Standing at the edge of a cliff in Page, Arizona in 2011 with a group of his photography workshop students, Rodney Lough Jr. clutched the shoulders of a budding landscape photographer and said, “stand here.” This is what Lough has always sought: to show people how to locate hidden viewpoints in rarely visited spots.
Lough’s Stand Here app, which took six years to develop and released this month, aims to do just that. It allows users to choose their terrain from short and easy trips to difficult four-day explorations in the US and Canada, 16 viewpoints are in Oregon. The active trail app uses GPS tracking allowing users to check-in at trail heads, and track speed, time, distance travelled, distance to go, and even elevation. No Internet connection is needed as the trail information can be downloaded to your app’s “backpack” before heading out.

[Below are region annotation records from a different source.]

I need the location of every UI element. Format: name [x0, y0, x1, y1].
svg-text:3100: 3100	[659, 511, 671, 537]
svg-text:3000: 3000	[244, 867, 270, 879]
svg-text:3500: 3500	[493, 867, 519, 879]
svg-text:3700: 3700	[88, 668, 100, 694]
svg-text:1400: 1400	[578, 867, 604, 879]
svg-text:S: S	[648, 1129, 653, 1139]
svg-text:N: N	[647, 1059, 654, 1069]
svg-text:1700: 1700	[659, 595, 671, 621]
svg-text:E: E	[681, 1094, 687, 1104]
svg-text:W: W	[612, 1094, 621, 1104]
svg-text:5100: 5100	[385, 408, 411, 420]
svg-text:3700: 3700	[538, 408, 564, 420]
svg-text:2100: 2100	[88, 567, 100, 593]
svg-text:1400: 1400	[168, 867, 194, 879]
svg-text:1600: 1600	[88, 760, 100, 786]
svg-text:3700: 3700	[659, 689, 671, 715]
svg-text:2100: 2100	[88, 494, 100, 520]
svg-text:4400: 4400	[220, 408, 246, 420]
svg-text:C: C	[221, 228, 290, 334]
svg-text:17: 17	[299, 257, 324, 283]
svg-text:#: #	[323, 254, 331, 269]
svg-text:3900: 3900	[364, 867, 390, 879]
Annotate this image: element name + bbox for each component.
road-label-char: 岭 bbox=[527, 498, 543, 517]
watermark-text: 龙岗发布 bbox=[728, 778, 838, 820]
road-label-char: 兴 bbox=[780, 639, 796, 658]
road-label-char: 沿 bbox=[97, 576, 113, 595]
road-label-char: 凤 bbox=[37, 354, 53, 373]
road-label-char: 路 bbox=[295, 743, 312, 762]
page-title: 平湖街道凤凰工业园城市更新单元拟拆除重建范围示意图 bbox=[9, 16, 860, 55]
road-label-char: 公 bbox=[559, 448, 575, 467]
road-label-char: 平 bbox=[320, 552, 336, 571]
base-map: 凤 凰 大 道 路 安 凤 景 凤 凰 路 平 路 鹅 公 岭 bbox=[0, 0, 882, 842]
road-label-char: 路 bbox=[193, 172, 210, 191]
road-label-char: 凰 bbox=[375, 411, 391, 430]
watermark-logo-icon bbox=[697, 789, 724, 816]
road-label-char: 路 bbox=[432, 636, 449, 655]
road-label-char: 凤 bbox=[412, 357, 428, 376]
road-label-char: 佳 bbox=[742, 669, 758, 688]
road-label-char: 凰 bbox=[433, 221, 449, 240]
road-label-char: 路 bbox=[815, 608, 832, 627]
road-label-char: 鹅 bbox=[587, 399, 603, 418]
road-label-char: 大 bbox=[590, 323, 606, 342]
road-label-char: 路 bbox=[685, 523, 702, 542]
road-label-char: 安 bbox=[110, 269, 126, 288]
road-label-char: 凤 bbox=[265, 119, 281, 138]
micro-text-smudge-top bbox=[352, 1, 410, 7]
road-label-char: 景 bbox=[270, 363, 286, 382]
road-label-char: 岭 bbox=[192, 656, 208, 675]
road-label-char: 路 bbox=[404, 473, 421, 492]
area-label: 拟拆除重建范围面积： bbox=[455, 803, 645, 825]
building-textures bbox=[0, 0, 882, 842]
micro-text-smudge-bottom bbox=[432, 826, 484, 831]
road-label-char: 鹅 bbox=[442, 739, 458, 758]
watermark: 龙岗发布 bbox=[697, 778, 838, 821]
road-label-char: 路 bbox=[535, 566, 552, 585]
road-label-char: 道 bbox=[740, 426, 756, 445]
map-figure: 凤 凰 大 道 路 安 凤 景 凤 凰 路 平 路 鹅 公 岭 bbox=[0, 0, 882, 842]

“There are already all kinds of hiking apps,” says Lough, “but they don’t tell you where to go to see what’s really beautiful.”
Lough, who has won various prestigious photography awards and had a second photo added to the permanent collection at the Smithsonian this year, has received criticism from fellow photographers with concerns about sharing hidden viewpoints, saying the app could lead to damage and human disruption of ecological areas. But Lough says damage is already happening and hiding the locations does nothing for conservation, but education does.
“The concept is that if I can show people these locations and give people the chance to do the right thing they will have the same experience that I had,” says Lough, who admits some of the destinations are weep worthy. “People will be bound by more than legal or ethical values, they will be bound at a human level to protect these places.”
A free version of the Stand Here app was released in July providing hikers with trail tacking, opportunities to meet people who have seen the viewpoints, how to get to the destination, and what to bring. This month, another version of the app was released with tons of additional research information on the locations, fun facts, and more tracking capabilities each for under a dollar.
To increase conservation efforts for these locations, Stand Here will give ten percent of the net sales back to the trails. The destinations visited using the app most often will get the most back.
A forthcoming version of the app will feature a map of the world where users can pin trails completed, share new trails discovered, and even flag areas that need protection.